Story: Where I work, the Jenkins server uses the Active Directory plugin for authentication. I was tired of having to log back in every 10 minutes (if I went to do something else), so I started looking for a Single Sign On solution. I tried the KerberosSSO before seeing the fine print that they have not gotten it working on Windows yet. I tried for a bit, and was never successful. In looking for other possibilities, I found Waffle (
https://github.com/dblock/waffle), and decided to see if I could do some code modification to the KerberosSSO plugin to make it use Waffle instead of the Java GSSPI. It turned out that the Waffle code already had a filter, so I copied the code entry side to the KerberosSSO plugin to a separate plugin, since configuration was also very different.
What I have: A working single sign on plugin that will authenticate against Active Directory (when running on Windows) with minimal configuration. The way it ties into Jenkins is identical to how the KerberosSSO plugin ties in.
-Waffle is Windows ONLY. It does not work on Linux.
-Necessary configuration is to make sure that appropriate HTTP/
computer.domain.com SPNs exist on Active Directory, and that Jenkins is running as a service with user Local System.
-It uses a modified NegotiateSecurityFilter from Waffle - the modifications were to pass the authentication information to Jenkins.
In terms of testing, it works with Firefox, Internet Explorer, and Chrome on Windows, and with Safari and Chrome on Mac OS X. I don't have access to a Linux system (with a GUI) at work.

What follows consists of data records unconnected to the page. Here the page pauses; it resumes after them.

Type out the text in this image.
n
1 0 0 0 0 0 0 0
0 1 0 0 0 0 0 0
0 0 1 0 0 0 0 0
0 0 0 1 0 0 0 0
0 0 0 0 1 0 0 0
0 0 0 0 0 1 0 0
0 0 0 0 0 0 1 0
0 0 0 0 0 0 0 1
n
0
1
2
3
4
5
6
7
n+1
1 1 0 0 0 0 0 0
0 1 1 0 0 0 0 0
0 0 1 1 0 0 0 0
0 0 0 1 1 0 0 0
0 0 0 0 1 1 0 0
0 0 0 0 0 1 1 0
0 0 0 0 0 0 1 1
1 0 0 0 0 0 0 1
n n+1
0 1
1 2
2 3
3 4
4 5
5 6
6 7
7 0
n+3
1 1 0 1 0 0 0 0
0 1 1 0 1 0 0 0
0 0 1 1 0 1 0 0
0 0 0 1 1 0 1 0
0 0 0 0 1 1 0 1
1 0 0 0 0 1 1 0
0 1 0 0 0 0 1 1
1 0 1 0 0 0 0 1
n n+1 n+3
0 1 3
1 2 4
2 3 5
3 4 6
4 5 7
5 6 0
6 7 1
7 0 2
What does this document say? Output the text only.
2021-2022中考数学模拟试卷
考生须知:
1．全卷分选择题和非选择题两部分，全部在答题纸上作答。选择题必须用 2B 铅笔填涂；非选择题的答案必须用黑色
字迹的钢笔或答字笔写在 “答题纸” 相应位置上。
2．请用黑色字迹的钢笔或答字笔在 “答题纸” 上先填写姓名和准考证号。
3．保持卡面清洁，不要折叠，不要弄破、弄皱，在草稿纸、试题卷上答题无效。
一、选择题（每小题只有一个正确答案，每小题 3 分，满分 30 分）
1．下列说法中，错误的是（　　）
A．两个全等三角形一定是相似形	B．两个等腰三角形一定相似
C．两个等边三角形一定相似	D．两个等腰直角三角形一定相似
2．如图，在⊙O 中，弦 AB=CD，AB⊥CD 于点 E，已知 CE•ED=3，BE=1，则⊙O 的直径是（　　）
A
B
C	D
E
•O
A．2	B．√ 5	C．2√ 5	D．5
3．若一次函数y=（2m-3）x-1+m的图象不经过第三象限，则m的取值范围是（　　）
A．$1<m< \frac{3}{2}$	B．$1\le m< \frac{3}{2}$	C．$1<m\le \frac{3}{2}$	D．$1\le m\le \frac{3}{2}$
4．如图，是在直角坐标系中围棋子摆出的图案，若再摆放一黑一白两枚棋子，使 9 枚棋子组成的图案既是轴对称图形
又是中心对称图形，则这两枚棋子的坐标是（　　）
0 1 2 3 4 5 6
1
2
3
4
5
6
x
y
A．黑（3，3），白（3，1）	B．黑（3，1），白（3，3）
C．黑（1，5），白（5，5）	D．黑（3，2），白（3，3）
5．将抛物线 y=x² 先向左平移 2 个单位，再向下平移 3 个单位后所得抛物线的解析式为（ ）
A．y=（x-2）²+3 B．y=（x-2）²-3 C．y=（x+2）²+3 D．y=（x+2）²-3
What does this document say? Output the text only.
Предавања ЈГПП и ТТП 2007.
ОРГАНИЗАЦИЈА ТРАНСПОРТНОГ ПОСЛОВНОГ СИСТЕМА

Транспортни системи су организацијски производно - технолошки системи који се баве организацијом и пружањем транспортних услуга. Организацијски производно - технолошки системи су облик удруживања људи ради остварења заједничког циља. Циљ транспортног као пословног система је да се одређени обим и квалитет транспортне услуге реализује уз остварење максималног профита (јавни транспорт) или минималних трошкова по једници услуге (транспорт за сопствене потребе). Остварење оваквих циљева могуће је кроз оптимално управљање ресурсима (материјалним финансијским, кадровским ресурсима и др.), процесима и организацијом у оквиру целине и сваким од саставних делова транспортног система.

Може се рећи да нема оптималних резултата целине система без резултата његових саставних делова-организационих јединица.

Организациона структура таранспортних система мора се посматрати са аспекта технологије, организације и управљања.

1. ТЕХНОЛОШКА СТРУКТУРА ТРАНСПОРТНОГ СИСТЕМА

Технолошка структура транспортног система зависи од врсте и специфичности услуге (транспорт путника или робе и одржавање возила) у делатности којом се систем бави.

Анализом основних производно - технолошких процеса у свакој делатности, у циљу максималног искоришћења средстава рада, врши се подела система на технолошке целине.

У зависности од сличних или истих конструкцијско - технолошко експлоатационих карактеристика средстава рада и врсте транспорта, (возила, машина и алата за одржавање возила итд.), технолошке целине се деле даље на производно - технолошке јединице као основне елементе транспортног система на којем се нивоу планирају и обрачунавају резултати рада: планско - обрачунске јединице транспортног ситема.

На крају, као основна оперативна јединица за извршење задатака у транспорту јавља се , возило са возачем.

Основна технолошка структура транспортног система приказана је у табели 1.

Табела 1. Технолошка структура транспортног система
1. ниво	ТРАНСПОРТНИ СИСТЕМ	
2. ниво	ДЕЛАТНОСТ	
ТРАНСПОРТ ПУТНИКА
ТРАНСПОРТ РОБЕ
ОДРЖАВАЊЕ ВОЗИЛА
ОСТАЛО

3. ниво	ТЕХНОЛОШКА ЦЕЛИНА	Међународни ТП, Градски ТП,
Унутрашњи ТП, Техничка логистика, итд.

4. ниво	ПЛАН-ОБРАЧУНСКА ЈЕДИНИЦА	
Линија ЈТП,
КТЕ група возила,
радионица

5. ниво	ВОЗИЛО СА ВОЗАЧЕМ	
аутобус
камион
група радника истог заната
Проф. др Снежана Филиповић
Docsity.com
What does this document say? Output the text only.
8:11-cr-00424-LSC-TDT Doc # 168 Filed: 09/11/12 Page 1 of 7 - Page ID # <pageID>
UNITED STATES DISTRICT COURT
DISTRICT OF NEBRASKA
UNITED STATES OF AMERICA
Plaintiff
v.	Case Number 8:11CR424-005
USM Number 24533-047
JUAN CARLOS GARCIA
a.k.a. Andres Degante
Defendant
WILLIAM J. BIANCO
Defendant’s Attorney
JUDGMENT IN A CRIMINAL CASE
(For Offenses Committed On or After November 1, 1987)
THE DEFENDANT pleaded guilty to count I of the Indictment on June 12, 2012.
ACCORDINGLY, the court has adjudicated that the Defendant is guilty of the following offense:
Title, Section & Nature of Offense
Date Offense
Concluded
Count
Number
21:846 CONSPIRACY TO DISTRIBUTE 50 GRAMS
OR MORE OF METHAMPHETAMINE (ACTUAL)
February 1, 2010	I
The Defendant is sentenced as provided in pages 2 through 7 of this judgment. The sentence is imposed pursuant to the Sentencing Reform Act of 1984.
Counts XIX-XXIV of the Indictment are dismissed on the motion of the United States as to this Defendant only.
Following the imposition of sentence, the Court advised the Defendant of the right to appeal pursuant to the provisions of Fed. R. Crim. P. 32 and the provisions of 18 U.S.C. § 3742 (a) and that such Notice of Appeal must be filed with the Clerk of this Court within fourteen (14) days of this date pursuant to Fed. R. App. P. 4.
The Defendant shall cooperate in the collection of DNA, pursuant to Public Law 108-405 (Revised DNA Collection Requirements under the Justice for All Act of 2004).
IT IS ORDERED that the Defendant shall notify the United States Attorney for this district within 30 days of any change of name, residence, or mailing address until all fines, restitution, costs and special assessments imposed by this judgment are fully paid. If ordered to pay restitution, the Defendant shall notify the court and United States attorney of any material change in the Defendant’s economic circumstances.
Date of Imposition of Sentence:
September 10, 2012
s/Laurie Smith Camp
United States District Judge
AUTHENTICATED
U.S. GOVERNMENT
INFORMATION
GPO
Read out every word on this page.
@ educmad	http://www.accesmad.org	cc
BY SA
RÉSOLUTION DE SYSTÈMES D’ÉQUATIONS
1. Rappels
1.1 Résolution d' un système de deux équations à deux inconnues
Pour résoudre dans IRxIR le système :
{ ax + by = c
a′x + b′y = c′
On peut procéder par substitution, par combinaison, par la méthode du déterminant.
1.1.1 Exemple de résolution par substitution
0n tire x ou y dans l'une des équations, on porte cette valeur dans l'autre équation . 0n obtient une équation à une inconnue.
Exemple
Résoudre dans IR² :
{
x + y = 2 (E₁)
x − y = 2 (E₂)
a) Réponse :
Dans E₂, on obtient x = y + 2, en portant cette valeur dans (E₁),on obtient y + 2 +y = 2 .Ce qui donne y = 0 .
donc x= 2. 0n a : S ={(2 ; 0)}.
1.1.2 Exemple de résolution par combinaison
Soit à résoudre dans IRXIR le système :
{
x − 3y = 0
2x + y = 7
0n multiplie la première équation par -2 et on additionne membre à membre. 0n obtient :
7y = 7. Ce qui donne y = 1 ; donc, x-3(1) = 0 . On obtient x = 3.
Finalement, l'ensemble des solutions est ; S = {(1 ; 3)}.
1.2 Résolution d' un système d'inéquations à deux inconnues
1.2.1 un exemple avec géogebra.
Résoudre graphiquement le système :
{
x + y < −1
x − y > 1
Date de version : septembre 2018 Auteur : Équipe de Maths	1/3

The question I have: Where does this belong?
- Should it be put into the KerberosSSO plugin for a Windows-specific configuration?
- Should this be tied into the Windows-only configuration available with the Active Directory plugin?
- Should it be a new, separate plugin?
I don't care which way it goes, I just think it should be made publicly available. I'm not going to make the code publicly available in the short run, unless there's some agreement that it should be a separate plugin.
Also, since the KerberosSSO plugin is MIT licensed and Waffle is EPLv1.0, and I did copy some code from Waffle, I am assuming that any release of my modified source code would need to be under the EPL license.